Perplexity telah memperkenalkan fitur transparansi baru pada asisten Comet untuk memberikan penggunanya kontrol lebih besar dan kejelasan mengenai cara kerja alat tersebut. Perusahaan mengatakan Comet sekarang akan menunjukkan apa yang dilakukannya dan memungkinkan pengguna untuk memutuskan bagaimana perilakunya, dan meminta izin sebelum melakukan tindakan sensitif apa pun. Confusion menjelaskan bahwa perubahan ini akan membuat interaksi lebih aman dan mudah dipahami ketika agen browser aktif. Dalam sebuah postingan di X (sebelumnya Twitter), CEO Perplexity Aravind Srinivas berkata, “Mintalah izin Anda untuk mendelegasikan tugas kepada Comet Assistant, lakukan transaksi atas nama Anda dan deteksi Anda sebagai agen dan saat agen tersebut jelas-jelas aktif.” Apa itu Kyvex? Miliarder India Pearl Kapoor meluncurkan OpenAI ChatGPT dan mesin respons bertenaga AI untuk memerangi pelecehan.

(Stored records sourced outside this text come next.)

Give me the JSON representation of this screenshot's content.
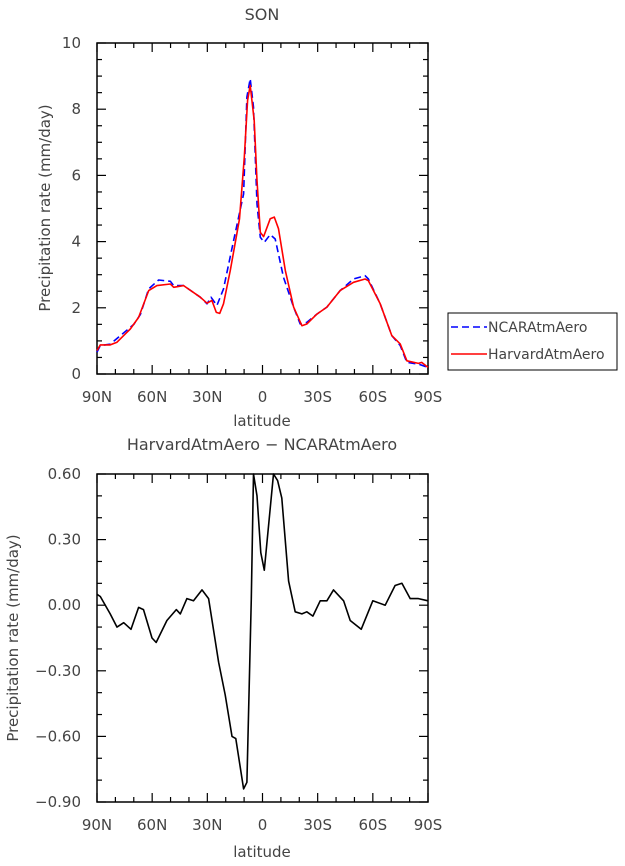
{
  "chart_data": [
    {
      "type": "line",
      "title": "SON",
      "xlabel": "latitude",
      "ylabel": "Precipitation rate (mm/day)",
      "xlim": [
        90,
        -90
      ],
      "ylim": [
        0,
        10
      ],
      "xticks": [
        90,
        60,
        30,
        0,
        -30,
        -60,
        -90
      ],
      "xtick_labels": [
        "90N",
        "60N",
        "30N",
        "0",
        "30S",
        "60S",
        "90S"
      ],
      "yticks": [
        0,
        2,
        4,
        6,
        8,
        10
      ],
      "ytick_labels": [
        "0",
        "2",
        "4",
        "6",
        "8",
        "10"
      ],
      "legend": {
        "placement": "outside-right",
        "entries": [
          "NCARAtmAero",
          "HarvardAtmAero"
        ]
      },
      "series": [
        {
          "name": "NCARAtmAero",
          "color": "#0000ff",
          "style": "dashed",
          "x": [
            90,
            88.2,
            82.8,
            77.3,
            70,
            66.4,
            61.9,
            56.5,
            50.1,
            48.3,
            42.9,
            33.8,
            30.2,
            28,
            24.8,
            21.2,
            15.7,
            10.3,
            8.5,
            6.7,
            4.9,
            3,
            1.2,
            -1,
            -4.2,
            -6.9,
            -11.4,
            -16.9,
            -20.5,
            -24.1,
            -29.6,
            -35,
            -42.2,
            -49.5,
            -55.8,
            -57.6,
            -64,
            -70.3,
            -74.9,
            -78.5,
            -84.8,
            -90
          ],
          "y": [
            0.66,
            0.86,
            0.9,
            1.16,
            1.5,
            1.8,
            2.57,
            2.84,
            2.8,
            2.67,
            2.67,
            2.32,
            2.12,
            2.32,
            2.07,
            2.57,
            4.03,
            5.44,
            8.37,
            8.92,
            8.06,
            5.14,
            4.13,
            3.98,
            4.21,
            4.08,
            2.92,
            2.02,
            1.51,
            1.56,
            1.81,
            2.02,
            2.52,
            2.87,
            2.97,
            2.87,
            2.12,
            1.16,
            0.86,
            0.35,
            0.3,
            0.2
          ]
        },
        {
          "name": "HarvardAtmAero",
          "color": "#ff0000",
          "style": "solid",
          "x": [
            90,
            88.2,
            82.8,
            79.1,
            71.9,
            67.4,
            61.9,
            57.4,
            50.1,
            48.3,
            42.9,
            33.8,
            30.2,
            27.5,
            25.1,
            23.3,
            21.2,
            17.5,
            12.5,
            9.9,
            8.1,
            6.7,
            4.5,
            3,
            1.2,
            -0.6,
            -4.2,
            -6.4,
            -8.7,
            -12.4,
            -16.9,
            -21.4,
            -24.1,
            -29.6,
            -35,
            -42.2,
            -49.5,
            -55.8,
            -57.6,
            -64,
            -70.3,
            -74.9,
            -78.5,
            -84.8,
            -86.6,
            -90
          ],
          "y": [
            0.71,
            0.88,
            0.88,
            0.96,
            1.36,
            1.71,
            2.52,
            2.67,
            2.72,
            2.62,
            2.67,
            2.32,
            2.14,
            2.22,
            1.86,
            1.83,
            2.12,
            3.13,
            4.69,
            6.55,
            8.27,
            8.72,
            7.66,
            5.85,
            4.28,
            4.15,
            4.69,
            4.74,
            4.39,
            3.13,
            2.02,
            1.46,
            1.51,
            1.81,
            2.02,
            2.52,
            2.77,
            2.87,
            2.82,
            2.12,
            1.16,
            0.91,
            0.4,
            0.32,
            0.35,
            0.2
          ]
        }
      ]
    },
    {
      "type": "line",
      "title": "HarvardAtmAero − NCARAtmAero",
      "xlabel": "latitude",
      "ylabel": "Precipitation rate (mm/day)",
      "xlim": [
        90,
        -90
      ],
      "ylim": [
        -0.9,
        0.6
      ],
      "xticks": [
        90,
        60,
        30,
        0,
        -30,
        -60,
        -90
      ],
      "xtick_labels": [
        "90N",
        "60N",
        "30N",
        "0",
        "30S",
        "60S",
        "90S"
      ],
      "yticks": [
        0.6,
        0.3,
        0,
        -0.3,
        -0.6,
        -0.9
      ],
      "ytick_labels": [
        "0.60",
        "0.30",
        "0.00",
        "−0.30",
        "−0.60",
        "−0.90"
      ],
      "series": [
        {
          "name": "difference",
          "color": "#000000",
          "style": "solid",
          "x": [
            90,
            88.2,
            82.8,
            79.1,
            75.5,
            71.5,
            67.4,
            64.7,
            60.1,
            57.8,
            52,
            46.9,
            44.7,
            41.1,
            37.5,
            32.9,
            29.3,
            23.9,
            20.3,
            16.6,
            14.5,
            10.3,
            8.5,
            6.1,
            4.9,
            3,
            0.9,
            -1,
            -6,
            -8.2,
            -10.5,
            -14.2,
            -17.8,
            -21.4,
            -24.1,
            -27.4,
            -31.4,
            -35,
            -38.6,
            -44.1,
            -47.7,
            -53.7,
            -60,
            -66.7,
            -72.1,
            -75.8,
            -80.3,
            -84.8,
            -90
          ],
          "y": [
            0.05,
            0.04,
            -0.04,
            -0.1,
            -0.08,
            -0.11,
            -0.01,
            -0.02,
            -0.15,
            -0.17,
            -0.07,
            -0.02,
            -0.04,
            0.03,
            0.02,
            0.07,
            0.03,
            -0.26,
            -0.41,
            -0.6,
            -0.61,
            -0.84,
            -0.81,
            0.03,
            0.6,
            0.5,
            0.24,
            0.16,
            0.6,
            0.57,
            0.49,
            0.11,
            -0.03,
            -0.04,
            -0.03,
            -0.05,
            0.02,
            0.02,
            0.07,
            0.02,
            -0.07,
            -0.11,
            0.02,
            0.0,
            0.09,
            0.1,
            0.03,
            0.03,
            0.02
          ]
        }
      ]
    }
  ]
}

Arvind Srinivas mengatakan bahwa gangguan tersebut meningkatkan transparansi di Comet saat agen browser digunakan.
Kami telah melakukan beberapa hal sederhana untuk meningkatkan transparansi di Comet saat agen browser digunakan.

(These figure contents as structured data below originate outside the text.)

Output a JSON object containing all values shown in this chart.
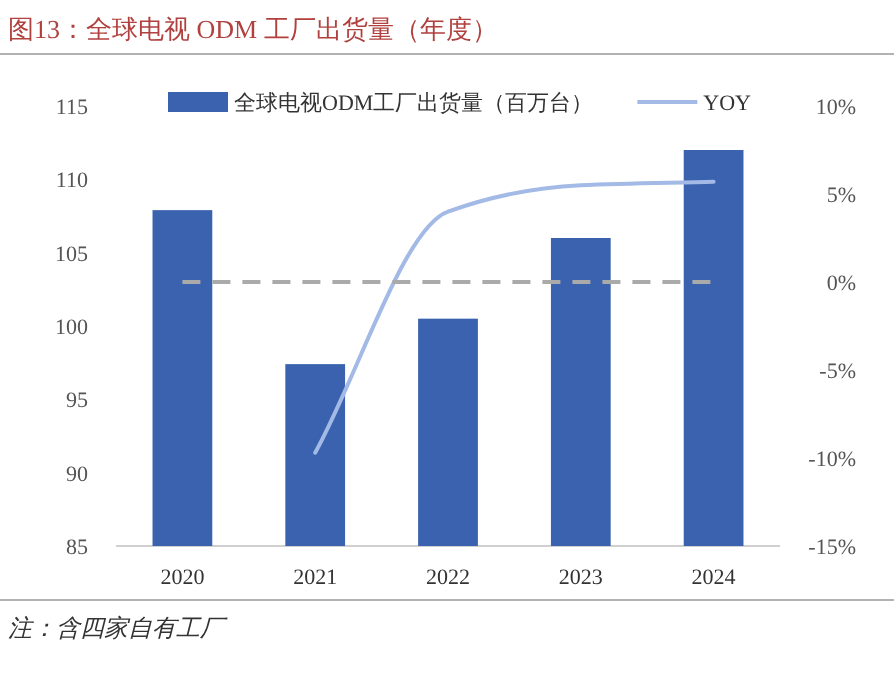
{
  "chart_data": {
    "type": "bar",
    "title": "图13：全球电视 ODM 工厂出货量（年度）",
    "categories": [
      "2020",
      "2021",
      "2022",
      "2023",
      "2024"
    ],
    "series": [
      {
        "name": "全球电视ODM工厂出货量（百万台）",
        "color": "#3a62ae",
        "values": [
          107.9,
          97.4,
          100.5,
          106.0,
          112.0
        ]
      },
      {
        "name": "YOY",
        "type": "line",
        "axis": "y2",
        "color": "#a3b9e6",
        "values": [
          null,
          -9.7,
          4.0,
          5.5,
          5.7
        ]
      }
    ],
    "ylim": [
      85,
      115
    ],
    "yticks": [
      85,
      90,
      95,
      100,
      105,
      110,
      115
    ],
    "y2lim": [
      -15,
      10
    ],
    "y2ticks": [
      {
        "value": -15,
        "label": "-15%"
      },
      {
        "value": -10,
        "label": "-10%"
      },
      {
        "value": -5,
        "label": "-5%"
      },
      {
        "value": 0,
        "label": "0%"
      },
      {
        "value": 5,
        "label": "5%"
      },
      {
        "value": 10,
        "label": "10%"
      }
    ],
    "ref_lines": [
      {
        "axis": "y2",
        "value": 0,
        "color": "#aaaaaa",
        "line_style": "dashed"
      }
    ],
    "legend": "top",
    "annotations": [
      "注：含四家自有工厂"
    ]
  }
}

Mintalah izin Anda untuk mendelegasikan tugas kepada Comet Assistant, melakukan transaksi atas nama Anda dan menemukan agen tersebut kepada Anda dan ketika agen tersebut jelas-jelas aktif.

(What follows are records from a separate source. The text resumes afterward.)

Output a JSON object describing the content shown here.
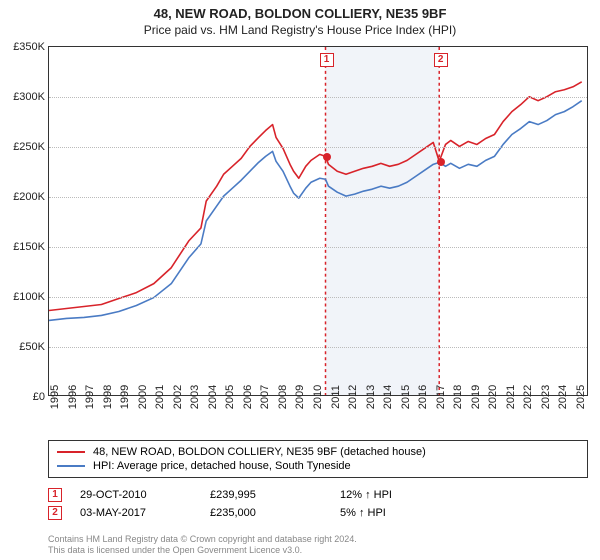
{
  "title": "48, NEW ROAD, BOLDON COLLIERY, NE35 9BF",
  "subtitle": "Price paid vs. HM Land Registry's House Price Index (HPI)",
  "chart": {
    "type": "line",
    "background_color": "#ffffff",
    "grid_color": "#bbbbbb",
    "border_color": "#333333",
    "x_range": [
      1995,
      2025.8
    ],
    "y_range": [
      0,
      350000
    ],
    "y_ticks": [
      0,
      50000,
      100000,
      150000,
      200000,
      250000,
      300000,
      350000
    ],
    "y_tick_labels": [
      "£0",
      "£50K",
      "£100K",
      "£150K",
      "£200K",
      "£250K",
      "£300K",
      "£350K"
    ],
    "x_ticks": [
      1995,
      1996,
      1997,
      1998,
      1999,
      2000,
      2001,
      2002,
      2003,
      2004,
      2005,
      2006,
      2007,
      2008,
      2009,
      2010,
      2011,
      2012,
      2013,
      2014,
      2015,
      2016,
      2017,
      2018,
      2019,
      2020,
      2021,
      2022,
      2023,
      2024,
      2025
    ],
    "shade_start": 2010.83,
    "shade_end": 2017.34,
    "series": [
      {
        "name": "property",
        "color": "#d8232a",
        "width": 1.6,
        "points": [
          [
            1995,
            85000
          ],
          [
            1996,
            87000
          ],
          [
            1997,
            89000
          ],
          [
            1998,
            91000
          ],
          [
            1999,
            97000
          ],
          [
            2000,
            103000
          ],
          [
            2001,
            112000
          ],
          [
            2002,
            128000
          ],
          [
            2003,
            155000
          ],
          [
            2003.7,
            168000
          ],
          [
            2004,
            195000
          ],
          [
            2004.6,
            210000
          ],
          [
            2005,
            222000
          ],
          [
            2005.5,
            230000
          ],
          [
            2006,
            238000
          ],
          [
            2006.5,
            250000
          ],
          [
            2007,
            259000
          ],
          [
            2007.4,
            266000
          ],
          [
            2007.8,
            272000
          ],
          [
            2008,
            259000
          ],
          [
            2008.4,
            248000
          ],
          [
            2008.8,
            232000
          ],
          [
            2009,
            225000
          ],
          [
            2009.3,
            218000
          ],
          [
            2009.7,
            230000
          ],
          [
            2010,
            236000
          ],
          [
            2010.5,
            242000
          ],
          [
            2010.83,
            239995
          ],
          [
            2011,
            232000
          ],
          [
            2011.5,
            225000
          ],
          [
            2012,
            222000
          ],
          [
            2012.5,
            225000
          ],
          [
            2013,
            228000
          ],
          [
            2013.5,
            230000
          ],
          [
            2014,
            233000
          ],
          [
            2014.5,
            230000
          ],
          [
            2015,
            232000
          ],
          [
            2015.5,
            236000
          ],
          [
            2016,
            242000
          ],
          [
            2016.5,
            248000
          ],
          [
            2017,
            254000
          ],
          [
            2017.34,
            235000
          ],
          [
            2017.7,
            252000
          ],
          [
            2018,
            256000
          ],
          [
            2018.5,
            250000
          ],
          [
            2019,
            255000
          ],
          [
            2019.5,
            252000
          ],
          [
            2020,
            258000
          ],
          [
            2020.5,
            262000
          ],
          [
            2021,
            275000
          ],
          [
            2021.5,
            285000
          ],
          [
            2022,
            292000
          ],
          [
            2022.5,
            300000
          ],
          [
            2023,
            296000
          ],
          [
            2023.5,
            300000
          ],
          [
            2024,
            305000
          ],
          [
            2024.5,
            307000
          ],
          [
            2025,
            310000
          ],
          [
            2025.5,
            315000
          ]
        ]
      },
      {
        "name": "hpi",
        "color": "#4a7bc4",
        "width": 1.6,
        "points": [
          [
            1995,
            75000
          ],
          [
            1996,
            77000
          ],
          [
            1997,
            78000
          ],
          [
            1998,
            80000
          ],
          [
            1999,
            84000
          ],
          [
            2000,
            90000
          ],
          [
            2001,
            98000
          ],
          [
            2002,
            112000
          ],
          [
            2003,
            138000
          ],
          [
            2003.7,
            152000
          ],
          [
            2004,
            175000
          ],
          [
            2004.6,
            190000
          ],
          [
            2005,
            200000
          ],
          [
            2005.5,
            208000
          ],
          [
            2006,
            216000
          ],
          [
            2006.5,
            225000
          ],
          [
            2007,
            234000
          ],
          [
            2007.4,
            240000
          ],
          [
            2007.8,
            245000
          ],
          [
            2008,
            235000
          ],
          [
            2008.4,
            225000
          ],
          [
            2008.8,
            210000
          ],
          [
            2009,
            203000
          ],
          [
            2009.3,
            198000
          ],
          [
            2009.7,
            208000
          ],
          [
            2010,
            214000
          ],
          [
            2010.5,
            218000
          ],
          [
            2010.83,
            217000
          ],
          [
            2011,
            210000
          ],
          [
            2011.5,
            204000
          ],
          [
            2012,
            200000
          ],
          [
            2012.5,
            202000
          ],
          [
            2013,
            205000
          ],
          [
            2013.5,
            207000
          ],
          [
            2014,
            210000
          ],
          [
            2014.5,
            208000
          ],
          [
            2015,
            210000
          ],
          [
            2015.5,
            214000
          ],
          [
            2016,
            220000
          ],
          [
            2016.5,
            226000
          ],
          [
            2017,
            232000
          ],
          [
            2017.34,
            234000
          ],
          [
            2017.7,
            230000
          ],
          [
            2018,
            233000
          ],
          [
            2018.5,
            228000
          ],
          [
            2019,
            232000
          ],
          [
            2019.5,
            230000
          ],
          [
            2020,
            236000
          ],
          [
            2020.5,
            240000
          ],
          [
            2021,
            252000
          ],
          [
            2021.5,
            262000
          ],
          [
            2022,
            268000
          ],
          [
            2022.5,
            275000
          ],
          [
            2023,
            272000
          ],
          [
            2023.5,
            276000
          ],
          [
            2024,
            282000
          ],
          [
            2024.5,
            285000
          ],
          [
            2025,
            290000
          ],
          [
            2025.5,
            296000
          ]
        ]
      }
    ],
    "markers": [
      {
        "id": "1",
        "x": 2010.83,
        "y": 239995,
        "color": "#d8232a"
      },
      {
        "id": "2",
        "x": 2017.34,
        "y": 235000,
        "color": "#d8232a"
      }
    ]
  },
  "legend": {
    "items": [
      {
        "color": "#d8232a",
        "label": "48, NEW ROAD, BOLDON COLLIERY, NE35 9BF (detached house)"
      },
      {
        "color": "#4a7bc4",
        "label": "HPI: Average price, detached house, South Tyneside"
      }
    ]
  },
  "sales": [
    {
      "id": "1",
      "date": "29-OCT-2010",
      "price": "£239,995",
      "delta": "12% ↑ HPI",
      "color": "#d8232a"
    },
    {
      "id": "2",
      "date": "03-MAY-2017",
      "price": "£235,000",
      "delta": "5% ↑ HPI",
      "color": "#d8232a"
    }
  ],
  "footnote_l1": "Contains HM Land Registry data © Crown copyright and database right 2024.",
  "footnote_l2": "This data is licensed under the Open Government Licence v3.0."
}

— Aravind Srinivas (@AravSrinivas) 14 November 2025
(SocialLY menghadirkan semua berita terkini, pengecekan fakta, dan informasi dari dunia media sosial termasuk Twitter(x), Instagram, dan YouTube. Postingan di atas berisi media tersemat yang tersedia untuk umum, langsung dari akun media sosial pengguna dan pandangan yang diungkapkan dalam postingan media sosial tidak serta merta mencerminkan pandangan TerbaruLY.)